Takıntı, bir kişinin periyodik olarak, kendisinde endişe ve korkuya neden olan, ancak savaşamadığı aşırı güçlü düşüncelere, duygulara ve arzulara sahip olduğu zihinsel bir durumdur.
İki tür obsesyon vardır:
Bir fikirle ilgili takıntılar Düşünceler ve fikirler sürekli olarak insanı rahatsız eder ve kontrol edilemez. Ne zaman bir insan onlardan kurtulmaya çalışsa, tekrar geri gelirler. Örneğin mükemmeliyetçi biri şöyle düşünür: "Her şeyi mükemmel yapmalıyım." Her işten önce onu ziyaret eder. İnsan mükemmel olmaya çalışır ama başarı neşe getirmez. Hala ideal bir sonuç yok çünkü her zaman bir şeyleri iyileştirebilirsiniz. Bazı insanlar takıntının sürekli bir düşünce baskısı olduğunu hissedebilir: "Yeterince güçlü değilim", "Hedeflerime ulaşamayacağım", "Hayatımdaki her şeyi değiştirmem gerekiyor." Takıntılar daha çok, nesnelerin önemine dair takıntılı bir duygu, bir şeye bulaşma korkusu veya gerçek şeylere karşı panik dolu bir korku ile karakterize edilir. Aynı zamanda kişi olup bitenin gerçekliğini tam olarak anlar, inançların saçmalığını ve temelsizliğini fark eder, bu tür düşüncelerden kurtulmanın imkansız olduğunu anlar ama bunlar hakkında hiçbir şey yapamaz.

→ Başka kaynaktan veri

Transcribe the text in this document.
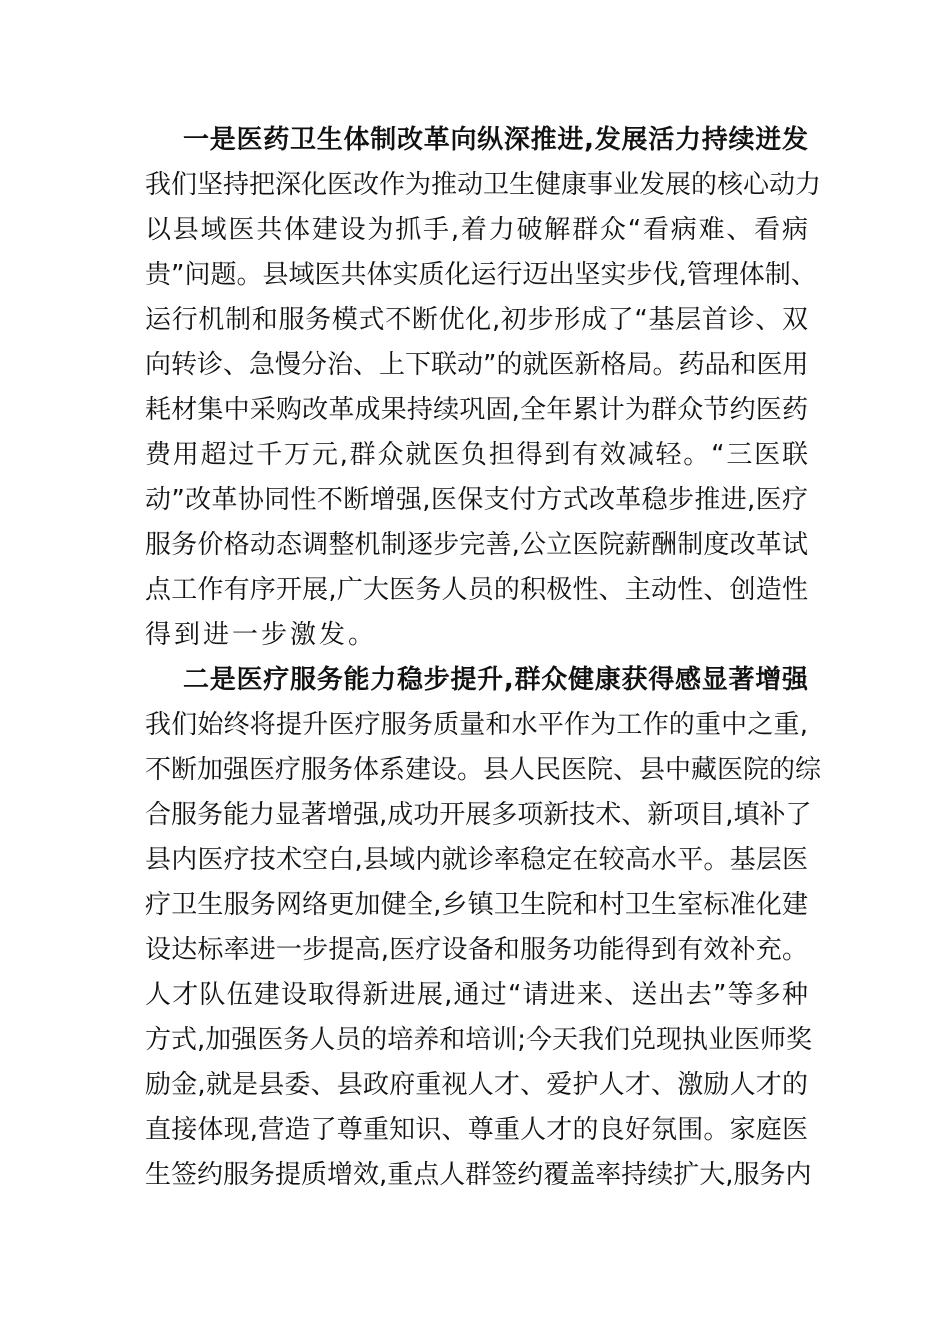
一是医药卫生体制改革向纵深推进,发展活力持续迸发
我们坚持把深化医改作为推动卫生健康事业发展的核心动力
以县域医共体建设为抓手,着力破解群众“看病难、看病
贵”问题。县域医共体实质化运行迈出坚实步伐,管理体制、
运行机制和服务模式不断优化,初步形成了“基层首诊、双
向转诊、急慢分治、上下联动”的就医新格局。药品和医用
耗材集中采购改革成果持续巩固,全年累计为群众节约医药
费用超过千万元,群众就医负担得到有效减轻。“三医联
动”改革协同性不断增强,医保支付方式改革稳步推进,医疗
服务价格动态调整机制逐步完善,公立医院薪酬制度改革试
点工作有序开展,广大医务人员的积极性、主动性、创造性
得到进一步激发。
二是医疗服务能力稳步提升,群众健康获得感显著增强
我们始终将提升医疗服务质量和水平作为工作的重中之重,
不断加强医疗服务体系建设。县人民医院、县中藏医院的综
合服务能力显著增强,成功开展多项新技术、新项目,填补了
县内医疗技术空白,县域内就诊率稳定在较高水平。基层医
疗卫生服务网络更加健全,乡镇卫生院和村卫生室标准化建
设达标率进一步提高,医疗设备和服务功能得到有效补充。
人才队伍建设取得新进展,通过“请进来、送出去”等多种
方式,加强医务人员的培养和培训;今天我们兑现执业医师奖
励金,就是县委、县政府重视人才、爱护人才、激励人才的
直接体现,营造了尊重知识、尊重人才的良好氛围。家庭医
生签约服务提质增效,重点人群签约覆盖率持续扩大,服务内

Bu durum kronik huzursuzluğa, kaygıya yol açar ve kişiyi hareket özgürlüğünden mahrum bırakır. Bu tür koşullar, çocukluktaki travmatik durumların arka planında veya ebeveynlerin çocuklara bağlılığının ihlali nedeniyle ortaya çıkabilir. Obsesif davranışın gelişmesinin psikolojik nedenleri: - genetik yatkınlık. Tehlikeli stres faktörlerine (kimyasal olarak toksik bileşenler, bulaşıcı ajanlar, alkol) uzun süreli maruz kalma - karakteristik özellikler. Utangaçlık, şüphe, karamsarlık, saflık, kişinin eylemlerine yönelik düşük eleştiri. - düşük benlik saygısı, belirsizlik. Aşağılık duygusu nedeniyle özsaygı azaldığında kişi, başkalarından ilgiye, sevgiye ve anlayışa layık olmadığına ikna olur. Sosyal statü kaybı olasılığı nedeniyle tehlike hissi ve sosyal beklentilerin arttığı genel aile ortamında OKB gelişme riski artar.